The main finding of our study is that genetically predicted sedentary TV watching is associated with an increased risk of VTE. Moreover, we found little evidence for a causal relationship between sedentary computer use or driving and the risk of VTE. The large difference in the sedentary time spent on each of these three behaviours in the selected population could partly explain these differences. The average sedentary TV watching time is almost three times higher than that of sedentary computer use or driving (mean daily sedentary TV watching time was 2.8 h [SD 1.5], whereas that of leisure computer use was 1.0 h [SD 1.2] and that of driving time was 0.9 h [SD 1.0]). A dose–response meta-analysis comprising 1,331,468 participants showed an association between the risk of all-cause mortality, cardiovascular disease-associated mortality, and incidence of type 2 diabetes with higher levels of sedentary behaviour time (mainly TV watching time), independently of physical activity, and the associations appeared to be non-linear with a change in gradient [56]. Considering that there might be a dose–response relationship between exposure time and the outcome, as well as that exposure duration in our study may not have exceeded the potential hazard threshold, we cannot exclude the relationship between these two exposures (sedentary computer use or driving) and VTE. Furthermore, our study currently only provided guidance to "sit less" and "break prolonged sitting times" during TV watching behaviour in leisure time, and it is difficult to provide a quantitative recommendation. Considering the severe socio-economic and healthcare burden of VTE, it is crucial to implement appropriate primary preventive measures and promote a healthy lifestyle throughout life [57]. Based on the findings of our study, sedentary TV watching is one modifiable risk factor for VTE; therefore, the recommendations to "sit less" and "break prolonged sitting times" in this sedentary behaviour are consistent with other guidelines [58].

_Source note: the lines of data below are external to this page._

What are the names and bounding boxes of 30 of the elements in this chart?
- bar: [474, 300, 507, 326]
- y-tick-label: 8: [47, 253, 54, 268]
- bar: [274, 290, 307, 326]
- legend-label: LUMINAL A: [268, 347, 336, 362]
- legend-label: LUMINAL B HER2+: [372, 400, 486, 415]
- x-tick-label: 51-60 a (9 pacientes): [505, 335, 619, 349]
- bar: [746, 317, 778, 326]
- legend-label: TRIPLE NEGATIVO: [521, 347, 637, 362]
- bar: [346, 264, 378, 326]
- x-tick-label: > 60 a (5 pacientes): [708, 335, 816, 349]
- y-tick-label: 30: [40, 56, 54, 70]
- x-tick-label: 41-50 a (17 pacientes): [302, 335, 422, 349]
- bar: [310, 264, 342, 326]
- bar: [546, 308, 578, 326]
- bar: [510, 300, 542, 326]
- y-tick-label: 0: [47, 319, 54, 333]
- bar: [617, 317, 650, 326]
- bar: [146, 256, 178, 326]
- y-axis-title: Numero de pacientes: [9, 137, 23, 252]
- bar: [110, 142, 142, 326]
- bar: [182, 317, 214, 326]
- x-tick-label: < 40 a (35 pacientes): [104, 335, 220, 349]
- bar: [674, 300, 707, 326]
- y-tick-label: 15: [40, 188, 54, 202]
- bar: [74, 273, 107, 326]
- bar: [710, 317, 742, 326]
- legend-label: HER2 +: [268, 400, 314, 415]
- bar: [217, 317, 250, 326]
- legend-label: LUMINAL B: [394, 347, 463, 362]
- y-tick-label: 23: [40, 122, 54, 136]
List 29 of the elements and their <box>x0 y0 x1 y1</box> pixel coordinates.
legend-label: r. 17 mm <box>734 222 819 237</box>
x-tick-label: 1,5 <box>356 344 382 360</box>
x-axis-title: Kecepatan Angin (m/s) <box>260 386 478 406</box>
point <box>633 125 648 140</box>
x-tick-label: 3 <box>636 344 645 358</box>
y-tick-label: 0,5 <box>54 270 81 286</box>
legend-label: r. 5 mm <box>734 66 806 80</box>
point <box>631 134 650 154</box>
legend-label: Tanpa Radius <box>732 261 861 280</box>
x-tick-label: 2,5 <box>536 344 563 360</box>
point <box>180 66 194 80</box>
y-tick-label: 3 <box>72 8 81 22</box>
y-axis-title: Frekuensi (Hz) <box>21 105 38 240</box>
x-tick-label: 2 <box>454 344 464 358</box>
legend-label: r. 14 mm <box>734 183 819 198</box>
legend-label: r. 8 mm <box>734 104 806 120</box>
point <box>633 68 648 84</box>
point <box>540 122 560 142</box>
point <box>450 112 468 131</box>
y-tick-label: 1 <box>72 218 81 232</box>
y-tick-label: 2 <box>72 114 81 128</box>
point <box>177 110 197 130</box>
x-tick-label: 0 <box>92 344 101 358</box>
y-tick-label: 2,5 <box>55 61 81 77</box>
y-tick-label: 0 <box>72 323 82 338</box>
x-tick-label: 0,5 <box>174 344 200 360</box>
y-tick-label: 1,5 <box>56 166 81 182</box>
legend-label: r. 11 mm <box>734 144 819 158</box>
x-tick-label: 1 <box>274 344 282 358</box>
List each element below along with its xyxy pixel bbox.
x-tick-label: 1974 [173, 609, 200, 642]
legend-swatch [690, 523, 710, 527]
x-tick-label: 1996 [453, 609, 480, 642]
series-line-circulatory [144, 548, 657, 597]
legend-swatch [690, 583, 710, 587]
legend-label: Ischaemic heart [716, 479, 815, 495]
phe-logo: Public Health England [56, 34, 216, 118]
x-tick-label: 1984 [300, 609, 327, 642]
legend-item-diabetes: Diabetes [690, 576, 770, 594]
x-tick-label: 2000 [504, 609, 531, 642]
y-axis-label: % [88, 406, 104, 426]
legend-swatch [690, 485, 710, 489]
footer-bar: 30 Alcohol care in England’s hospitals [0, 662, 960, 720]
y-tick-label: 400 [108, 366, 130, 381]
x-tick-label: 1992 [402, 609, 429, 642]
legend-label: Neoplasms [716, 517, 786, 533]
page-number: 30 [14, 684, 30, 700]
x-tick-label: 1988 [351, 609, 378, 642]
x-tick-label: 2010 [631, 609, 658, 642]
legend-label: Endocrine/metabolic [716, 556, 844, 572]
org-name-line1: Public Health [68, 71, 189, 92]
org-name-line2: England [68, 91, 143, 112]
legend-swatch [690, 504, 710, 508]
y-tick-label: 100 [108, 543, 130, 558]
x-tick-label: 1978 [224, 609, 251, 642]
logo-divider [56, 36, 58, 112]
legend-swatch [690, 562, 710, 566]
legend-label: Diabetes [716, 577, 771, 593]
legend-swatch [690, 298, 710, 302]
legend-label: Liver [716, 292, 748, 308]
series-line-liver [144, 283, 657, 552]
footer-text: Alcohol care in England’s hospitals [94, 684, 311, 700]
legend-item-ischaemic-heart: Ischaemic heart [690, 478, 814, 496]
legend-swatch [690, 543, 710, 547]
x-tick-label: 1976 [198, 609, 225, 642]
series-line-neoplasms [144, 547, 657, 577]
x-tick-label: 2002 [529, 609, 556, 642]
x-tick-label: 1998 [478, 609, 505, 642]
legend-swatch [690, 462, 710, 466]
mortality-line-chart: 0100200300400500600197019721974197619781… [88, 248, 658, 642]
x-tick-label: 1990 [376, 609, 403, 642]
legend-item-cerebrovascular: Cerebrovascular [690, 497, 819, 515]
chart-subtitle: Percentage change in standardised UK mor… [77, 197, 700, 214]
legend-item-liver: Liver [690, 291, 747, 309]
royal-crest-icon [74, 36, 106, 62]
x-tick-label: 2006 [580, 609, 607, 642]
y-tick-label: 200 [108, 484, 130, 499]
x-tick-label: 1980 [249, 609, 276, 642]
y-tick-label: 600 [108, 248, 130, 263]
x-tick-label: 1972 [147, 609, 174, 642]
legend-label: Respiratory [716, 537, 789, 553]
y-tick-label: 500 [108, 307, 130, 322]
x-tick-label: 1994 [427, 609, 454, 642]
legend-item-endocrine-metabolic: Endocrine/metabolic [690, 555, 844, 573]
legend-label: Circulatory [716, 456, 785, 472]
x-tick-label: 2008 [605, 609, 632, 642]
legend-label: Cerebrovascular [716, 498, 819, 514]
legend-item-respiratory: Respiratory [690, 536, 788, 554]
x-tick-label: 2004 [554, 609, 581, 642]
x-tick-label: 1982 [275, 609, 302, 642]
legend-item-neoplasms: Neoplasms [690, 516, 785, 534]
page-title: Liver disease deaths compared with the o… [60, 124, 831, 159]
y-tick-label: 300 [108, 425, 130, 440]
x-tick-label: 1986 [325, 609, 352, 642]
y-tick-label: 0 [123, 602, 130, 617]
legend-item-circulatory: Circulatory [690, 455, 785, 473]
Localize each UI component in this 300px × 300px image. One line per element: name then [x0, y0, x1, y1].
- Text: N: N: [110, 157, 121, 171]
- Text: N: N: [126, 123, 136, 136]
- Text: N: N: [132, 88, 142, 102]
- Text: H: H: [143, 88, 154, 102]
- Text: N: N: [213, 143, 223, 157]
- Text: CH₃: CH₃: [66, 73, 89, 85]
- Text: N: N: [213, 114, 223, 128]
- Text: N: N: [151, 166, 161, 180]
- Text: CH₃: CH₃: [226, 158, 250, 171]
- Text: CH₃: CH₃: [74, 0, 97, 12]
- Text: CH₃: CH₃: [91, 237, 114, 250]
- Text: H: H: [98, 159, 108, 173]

This study has several limitations. First, our analysis was restricted to individuals of European descent, and whether these findings are applicable to other ethnic groups requires further determination. Second, our analysis relied on public data, which cannot be used to further stratified analyses (comprising the DVT and PE subgroups). Third, because of the results without statistical significance in our study, we could not completely exclude an association between these sedentary behaviours (computer use and driving) and VTE; this may result from the insufficient statistical power caused by the relatively small sample size (< 80%). Finally, considering that the biological mechanisms of several of the selected IVs are still unclear, directly assessing the horizontal pleiotropy that might bias the MR results is impractical. Nonetheless, our sensitivity analysis showed no evidence of pleiotropy. Additionally, with the purpose of excluding the biases caused by potential risk confounders on the causal estimations, we excluded SNPs associated with any of the potential risk factors, including obesity, HDL, triglycerides, smoking, cardiovascular diseases, and LSB associated with genetic variants for IVs. We also adjusted for age, sex, body mass index, smoking status, hypertension, diabetes, Townsend deprivation index, physical activity levels, alcohol use per week, and years of education, which ensured that the MR approach in our study minimised the biases of these confounding factors on the causality effects evaluated.

Conclusions

The present MR analysis demonstrated a causal relationship between genetically predicted sedentary TV watching and VTE. Further studies are required to test and verify our findings and clarify the underlying mechanisms.